Wednesday, February 17, 2010

Week 2 Recap

Week 2 is done. After 2 nights of play we are starting to see some interesting things shape up. It was a Mardis Gras theme but sorry guys, it was too cold for the girls to flash.

We started the night out with Suck My Kick taking on Don't Go Chasing Waterballs on field A. This game started off being pretty heated, in fact the hostilities just after the chug-off. Hostilities continued and I am told that despite the fact that Sleeves went 2 for 2 he was so fired up that he killed a hooker on his way to second base. He must have cleaned up the mess pretty well because there was no evidence by the time I got over there. The big issue in this game though was the reffing at home plate though its unclear who that actually was because in all of Suck My Kick's complaining about the home plate ref, their description of said referee did not match anyone who was at the game. Rumor has it that SMK pre-gamed with some absinthe and they were quite upset with the Green Fairy who was making bad calls behind home plate. The game ended in a 1-1 tie.

Field B had a better reffing situation as 99 Problems but a Pitch Ain't One took on I'd Kick That. 99 Problems led the charge with some aggressive baserunning, not to say that it was perfect. In the first inning they scored 2 while getting 2 out on a bizarre bases loaded play. In the 5th inning Will sort of kind of attempted to go to second on an overthrow at first base but then changed his mind half way there after he realized he's not nearly as fast as he looks and had to dive head first back into first base, by some miracle he was safe. So essentially he had to embarrass himself in order to avoid embarrassment. Good Show Will! 99 Problems But A Pitch Ain't One won 5-1.

On Field C we had Who's Got Asstastic Balls and Looking to Score. First of all, Looking To Score may have the best chugger ever. I'm trying to get video sent of his performance last night because its pretty fucking impressive. Remember Red from the Man Show? He's pretty close. Anyways things looked pretty bad for Who's Got Asstastic Balls when Looking to Score's Jillian did somersaults all the way from 1st to 2nd and was still able to make it to base safely. The real craziness came in the 5th inning. Let me explain the scenario, Who's Got Asstastic Balls was down but threatening to come back. With 2 outs they had runners on 2nd and 3rd with the Beast up (if you don't know the Beast yet, you will by the end of the season). The Beast kicks a little pop up between the pitcher and catcher. Rather than run to first, the Beast decided to charge the mound screaming, trying to intimidate the pitcher. It worked as the pitcher didn't make the catch, however the Beast was no way out of the baseline and was easily put out to end the game. Looking to Score won 5-2

At 8pm we saw the Seminoles and We've Got The Runs. The Seminoles beat up on someone again, what a surprise. It got so bad that We've Got The Runs no longer wanted to kick when it was their turn. Overheard on the Seminoles' sideline: "Once again, another team hates us". Seminoles won 10-0.
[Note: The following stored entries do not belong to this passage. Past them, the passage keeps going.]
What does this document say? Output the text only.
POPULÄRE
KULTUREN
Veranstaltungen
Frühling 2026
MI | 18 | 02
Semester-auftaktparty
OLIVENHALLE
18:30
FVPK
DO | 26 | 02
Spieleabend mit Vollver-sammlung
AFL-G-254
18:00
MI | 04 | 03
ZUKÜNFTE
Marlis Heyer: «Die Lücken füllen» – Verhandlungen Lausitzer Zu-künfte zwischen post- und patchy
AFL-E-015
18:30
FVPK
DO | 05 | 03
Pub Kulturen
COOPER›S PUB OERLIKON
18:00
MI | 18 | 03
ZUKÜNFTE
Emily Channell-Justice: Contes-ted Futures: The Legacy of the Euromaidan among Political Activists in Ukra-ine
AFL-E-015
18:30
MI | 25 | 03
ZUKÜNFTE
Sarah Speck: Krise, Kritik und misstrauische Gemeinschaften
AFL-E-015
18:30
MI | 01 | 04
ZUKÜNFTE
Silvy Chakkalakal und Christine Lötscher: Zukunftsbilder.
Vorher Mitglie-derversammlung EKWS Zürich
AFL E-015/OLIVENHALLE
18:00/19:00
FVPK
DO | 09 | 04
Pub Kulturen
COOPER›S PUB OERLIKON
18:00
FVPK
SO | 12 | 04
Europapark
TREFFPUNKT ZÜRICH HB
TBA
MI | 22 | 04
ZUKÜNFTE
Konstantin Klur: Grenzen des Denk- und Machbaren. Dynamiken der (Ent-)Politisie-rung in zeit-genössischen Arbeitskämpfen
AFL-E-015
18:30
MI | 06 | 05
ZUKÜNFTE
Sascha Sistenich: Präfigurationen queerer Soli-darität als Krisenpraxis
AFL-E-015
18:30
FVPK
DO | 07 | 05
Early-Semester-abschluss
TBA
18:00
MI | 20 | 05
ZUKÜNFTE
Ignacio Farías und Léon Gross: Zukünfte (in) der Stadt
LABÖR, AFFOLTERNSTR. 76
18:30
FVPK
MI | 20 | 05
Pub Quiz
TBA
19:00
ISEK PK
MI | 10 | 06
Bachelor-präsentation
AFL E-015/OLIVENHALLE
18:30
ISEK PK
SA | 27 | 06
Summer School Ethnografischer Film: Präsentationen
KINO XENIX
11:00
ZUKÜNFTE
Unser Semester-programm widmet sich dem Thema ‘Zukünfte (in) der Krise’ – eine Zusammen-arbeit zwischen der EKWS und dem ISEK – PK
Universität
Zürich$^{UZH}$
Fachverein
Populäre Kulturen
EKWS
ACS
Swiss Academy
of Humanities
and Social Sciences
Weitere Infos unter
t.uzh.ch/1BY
Lick My Wet Cleat faced off against We Like 'Em Young on field B. This game was pretty tightly contested but Lick My Wet Cleat was pretty confident. How confident you ask? Well confident enough that the lovely Megan decided to take a break halfway through the game to powder her nose just before it was her turn to kick. Everyone had to wait for her to return to resume the game. There was an odd incident in the late innings of the game as Lindsay was running to first base and completely wiped out on her way there, as if she had been picked off by that crazy sniper squirrel that has been known to roam throughout the trees surrounding the PAL fields. The good news is that Lindsay is ok. The bad news is that the crazy sniper squirrel is still at large. Lick My Wet Cleat won a close one 2-0.

Last but not least, Quit Yer Pitchin took on Cleats and Cleavage on Field C. There wasn't a whole lot that was bloggable about this game, other than John, our player profile from last week, decided to attempt to do himself bodily harm by completely unnecessarily dive, no flop, headfirst into home in the first inning. Quit Yer Pitchin, helped by their purple shirts, did represent the Mardi Gras theme very well and represented themselves on the field even better. Quit Yer Pitchin won 4-0.


1 comment:

Looking to Score! said...

The pitcher of Looking to Score is brave and strong (and humble), there is no way he flinched when the beast charged the mound (even though he saw fire in the beast's eyes)!